The Democrats also contend the Republican plan would cut $217 billion from the Highway Trust Fund, which provides grants to state and local governments for highway maintenance. 

“State and local governments provide nearly three-quarters of total spending for highways, and the federal share provides a stable source of funding that allows state and local governments to secure more favorable financing,” the Democrats said.   

“Like the austerity-level appropriations bills, these enormous cuts are unlikely to find support from either party, making the claimed deficit reduction in this budget a complete mirage,” they added.

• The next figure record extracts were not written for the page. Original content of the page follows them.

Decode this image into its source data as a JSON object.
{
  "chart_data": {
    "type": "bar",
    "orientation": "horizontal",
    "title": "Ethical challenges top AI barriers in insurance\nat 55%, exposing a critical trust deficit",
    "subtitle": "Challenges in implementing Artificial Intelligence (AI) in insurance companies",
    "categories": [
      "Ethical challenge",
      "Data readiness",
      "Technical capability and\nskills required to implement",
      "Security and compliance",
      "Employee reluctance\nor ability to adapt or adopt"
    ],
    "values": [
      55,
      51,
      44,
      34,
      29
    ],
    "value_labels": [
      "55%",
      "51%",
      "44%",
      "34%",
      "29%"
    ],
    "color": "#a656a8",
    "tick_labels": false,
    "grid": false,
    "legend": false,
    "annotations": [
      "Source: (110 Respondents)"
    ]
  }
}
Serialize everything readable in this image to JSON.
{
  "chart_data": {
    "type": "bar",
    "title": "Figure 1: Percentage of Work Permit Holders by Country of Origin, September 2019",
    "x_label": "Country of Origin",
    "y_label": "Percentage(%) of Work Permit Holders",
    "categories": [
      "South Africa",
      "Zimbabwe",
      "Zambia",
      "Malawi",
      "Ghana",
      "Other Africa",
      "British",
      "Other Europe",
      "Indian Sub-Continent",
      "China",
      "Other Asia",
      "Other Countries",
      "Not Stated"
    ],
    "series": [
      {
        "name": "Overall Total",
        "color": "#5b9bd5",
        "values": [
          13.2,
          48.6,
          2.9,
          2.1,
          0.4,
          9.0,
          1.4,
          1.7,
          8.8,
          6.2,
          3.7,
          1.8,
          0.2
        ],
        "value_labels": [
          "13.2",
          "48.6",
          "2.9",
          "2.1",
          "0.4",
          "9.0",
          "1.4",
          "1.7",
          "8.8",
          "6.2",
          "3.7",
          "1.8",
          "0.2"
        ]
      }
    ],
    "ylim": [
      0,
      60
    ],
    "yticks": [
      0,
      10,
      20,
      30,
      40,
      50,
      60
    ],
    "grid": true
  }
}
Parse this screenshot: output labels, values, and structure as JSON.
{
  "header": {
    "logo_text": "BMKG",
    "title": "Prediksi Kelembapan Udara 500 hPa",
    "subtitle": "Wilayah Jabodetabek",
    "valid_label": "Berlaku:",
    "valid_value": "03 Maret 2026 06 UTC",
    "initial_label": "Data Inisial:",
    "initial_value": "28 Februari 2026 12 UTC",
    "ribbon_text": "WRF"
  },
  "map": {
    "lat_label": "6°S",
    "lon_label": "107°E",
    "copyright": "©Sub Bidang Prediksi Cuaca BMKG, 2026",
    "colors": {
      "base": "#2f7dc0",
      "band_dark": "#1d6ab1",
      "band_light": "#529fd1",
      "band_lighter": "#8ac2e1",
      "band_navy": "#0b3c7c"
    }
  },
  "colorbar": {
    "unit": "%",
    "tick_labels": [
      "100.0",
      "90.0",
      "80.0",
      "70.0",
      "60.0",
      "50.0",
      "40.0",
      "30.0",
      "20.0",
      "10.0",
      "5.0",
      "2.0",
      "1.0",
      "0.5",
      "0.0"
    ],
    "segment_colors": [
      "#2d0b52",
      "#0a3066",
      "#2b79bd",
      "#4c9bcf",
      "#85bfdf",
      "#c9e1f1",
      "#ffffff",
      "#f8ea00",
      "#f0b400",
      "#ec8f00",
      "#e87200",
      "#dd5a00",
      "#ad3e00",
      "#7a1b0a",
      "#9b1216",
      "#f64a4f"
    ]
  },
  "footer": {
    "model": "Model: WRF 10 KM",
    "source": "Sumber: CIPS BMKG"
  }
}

Finally, the Democrats accuse their Republican colleagues of engaging in “some budget sorcery” to make their numbers work, relying on “astonishing predictions of economic growth, tax receipts and future spending levels.”

“The economic assumptions behind the budget appear to be a wild departure from all reputable sources,” the Democrats said. “The budget assumes $3 trillion in savings from macroeconomic feedback, a pipe dream that cutting programs families rely on will create economic growth. It uses gimmicks to allow for unlimited budget-busting tax cuts without having to show those costs in the budget. 

“Instead of lowering the cost of living or making life better for the American people, this budget bows to the worst ideas of the most extreme corners of the Republican conference,” the Democrats said. “The budget cements in place spending levels so low they tempt annual shutdowns. It makes harsh cuts to lifeline assistance programs. And it uses some sleight-of-hand bookkeeping whoppers to create an outline for a dim view of the future.”